Dorothy then heads off for the city, called the Emerald City, which I assume is probably Sydney. I had not heard this nickname before, but think it must come from the gorgeous green waters from that famous harbor. On the way, she picks up some traveling companions whom I assume our allegorical figures for natural resources. The first is a straw person, standing in for agriculture, the second a tin person, standing in for industry, and the third, a furry person, standing in for sheep and cattle ranching. Eventually the foursome arrives at their destination, which is bright green and looks like a forest of upside down test tubes. I do not recall this view of Sydney being used in other pictures and found it somewhat appealing, although I was disappointed in the lack of shots of its many alluring water features and famous opera house.

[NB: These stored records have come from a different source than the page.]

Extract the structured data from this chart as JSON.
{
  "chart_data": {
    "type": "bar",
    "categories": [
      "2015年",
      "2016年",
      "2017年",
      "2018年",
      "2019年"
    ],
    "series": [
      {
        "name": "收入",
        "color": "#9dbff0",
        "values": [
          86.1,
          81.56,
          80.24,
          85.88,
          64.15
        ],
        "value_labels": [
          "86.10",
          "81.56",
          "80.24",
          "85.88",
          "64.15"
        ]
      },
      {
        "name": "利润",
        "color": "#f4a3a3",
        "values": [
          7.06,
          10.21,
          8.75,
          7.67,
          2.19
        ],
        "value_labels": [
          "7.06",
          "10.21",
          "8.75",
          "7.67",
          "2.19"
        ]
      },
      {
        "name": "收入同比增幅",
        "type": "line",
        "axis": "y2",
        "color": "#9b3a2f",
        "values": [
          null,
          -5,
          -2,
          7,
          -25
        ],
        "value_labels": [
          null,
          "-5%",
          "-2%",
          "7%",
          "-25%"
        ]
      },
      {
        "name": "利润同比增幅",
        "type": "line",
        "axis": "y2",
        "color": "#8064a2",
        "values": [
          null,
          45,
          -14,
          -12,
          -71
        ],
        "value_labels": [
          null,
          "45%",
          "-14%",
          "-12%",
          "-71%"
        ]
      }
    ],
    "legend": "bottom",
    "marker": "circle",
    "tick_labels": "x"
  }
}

The inhabitants of Sydney, all fashionably garbed, are portrayed as indolent and slothful so Dorothy immediately makes her way to the Prime Minister who has a swollen head and a lot of pyrotechnics. He sends her and her companions off to the mountains in search of a broom. Why he didn't just send them to K-Mart is not explained. They eventually acquire it, melt some sort of cackling escaped mental patient and eventually the pink poufy lady sends her back to her home in the outback, older and wiser and with a lovely new pair of red shoes that I would just die to have. They'd go so well with the Skimbleshanks gown from my GlamourPuss collection of haut couture.

The film has certainly opened my eyes to certain aspects of living in Australia to which I was completely ignorant. I'm looking forward to chatting with Olivia regarding some of the native music and dance and costumes. I also have learned quite a bit about Australian attitudes towards friendship, family, and the need to be satisfied with what one has. These attitudes are heartwarming, if perhaps not the best for creating a vibrant capitalist economy which requires a certain level of envy and obnoxious materialism. I'm going to go back to Blockbuster later this week to see if they have any other films about Oz. Friends tell me there's a new one out that looks at their correctional system. If I can get inspired enough by that gorgeous scenery and aboriginal charm that came through so well in this film, I just might be able to do for Australian culture what Michael Flately did for Irish culture with Riverdance.

Pig sty falling. Crystal ball gazing. Large lollipop. Clouds of sulfurous smoke (localized volcanic activity?). Yellow brick road. Living apple trees. Stuporous poppy field. Out of season snow storm. Mock coronation. Hot air balloon ride.